The first requirement then is that only 11% of our power use occurs
during the hours of darkness. That seems pretty unlikely to me.

Energy can be stored, in various ways.


Care to elaborate on that?


I'm not a physicist, but I imagine there are many ways of storing energy -
batteries, electrolysis, raising water or other materials,
spinning wheels, synthesizing methane.
I'm sure an expert could suggest a dozen other ways.

I've no idea if any of these are commercially viable,
but I didn't say they were.
I simply stated, what is obvious, that energy can be stored.


As you say, a statement of the obvious, and again as you say, there
are lots of other ways, such as TNP's elastic band. The trouble is,
that there are hardly any ways of storing _electricity_, and
absolutely no ways of storing it in the amounts necessary to
compensate for days when there is no wind or sunshine, when the whole
country has to be supplied, possibly for several days. Supporters of
renewable energy sources just don't understand that. They live in a
cloud of ignorance that batteries can be used, or that we can import
electricity from Europe, or whatever. But none of that is going to be
practical. The numbers just don't add up!

Pumped storage is the only way of storing energy in even quite small
amounts comparable to what is needed. There are only four pumped
storage systems in the UK http://tinyurl.com/zv2gxr7 three of which
are less than half the size of Dinorwig, and opportunities for more
are severely limited by suitable topography.

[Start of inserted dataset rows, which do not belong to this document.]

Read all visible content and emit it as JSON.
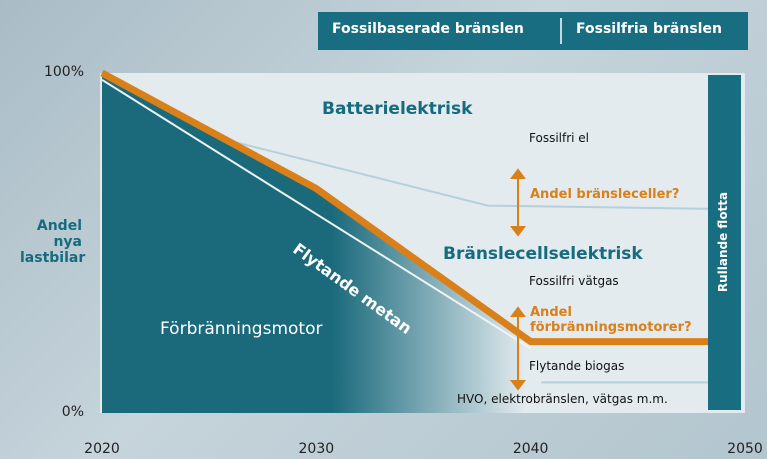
{
  "legend_labels": [
    "Fossilbaserade bränslen",
    "Fossilfria bränslen"
  ],
  "chart_data": {
    "type": "line",
    "ylabel": "Andel nya lastbilar",
    "xlim": [
      2020,
      2050
    ],
    "xticks": [
      2020,
      2030,
      2040,
      2050
    ],
    "ylim": [
      0,
      100
    ],
    "yticks": [
      {
        "value": 0,
        "label": "0%"
      },
      {
        "value": 100,
        "label": "100%"
      }
    ],
    "series": [
      {
        "color": "#d9801a",
        "x": [
          2020,
          2030,
          2040,
          2049
        ],
        "values": [
          100,
          66,
          21,
          21
        ]
      },
      {
        "color": "#eef4f6",
        "x": [
          2020,
          2040
        ],
        "values": [
          98,
          19
        ]
      },
      {
        "color": "#b6cfd9",
        "x": [
          2040.5,
          2049
        ],
        "values": [
          9,
          9
        ]
      },
      {
        "color": "#b6cfd9",
        "x": [
          2026,
          2038,
          2049
        ],
        "values": [
          80,
          61,
          60
        ]
      }
    ],
    "annotations": [
      "Batterielektrisk",
      "Fossilfri el",
      "Andel bränsleceller?",
      "Bränslecellselektrisk",
      "Fossilfri vätgas",
      "Andel förbränningsmotorer?",
      "Flytande biogas",
      "HVO, elektrobränslen, vätgas m.m.",
      "Förbränningsmotor",
      "Flytande metan",
      "Rullande flotta"
    ]
  }
}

The problem is made worse if one wants to convert a significant amount
of road vehicles to electric power. The UK presently uses on average,
840GWh of electrical energy per day. You can nearly double that if a
large proportion of road vehicles are to be powered by electricity.

So you can begin to see the magnitude of the problem. If renewables
are to be a major component in our electricity production, storage of
electrical energy in some form is essential to cover the variability,
and that is well-nigh impossible on the scale necessary using any of
the technologies presently available.

The best energy storage in the world is an atomic nucleus.

Enough energy to run the country for a year would fit into a delivery
van. And its also the safest way. At the sort of low levels of
enrichment needed, even piling it up in a big heap wouldn't cause it to
go critical, and it doesn't burn and it cant detonate.


Best of all it comes charged up with energy already. So you don't need
windmills and solar panels to charge it up.

And there are several thousand years of supply of it just lying around.
Long enough to get nuclear fusion working anyway.

And nuclear fusion of course means you dont need solar panels to capture
the output of a fusion reactor, you can do it directly.


--
Ideas are more powerful than guns. We would not let our enemies have
guns, why should we let them have ideas?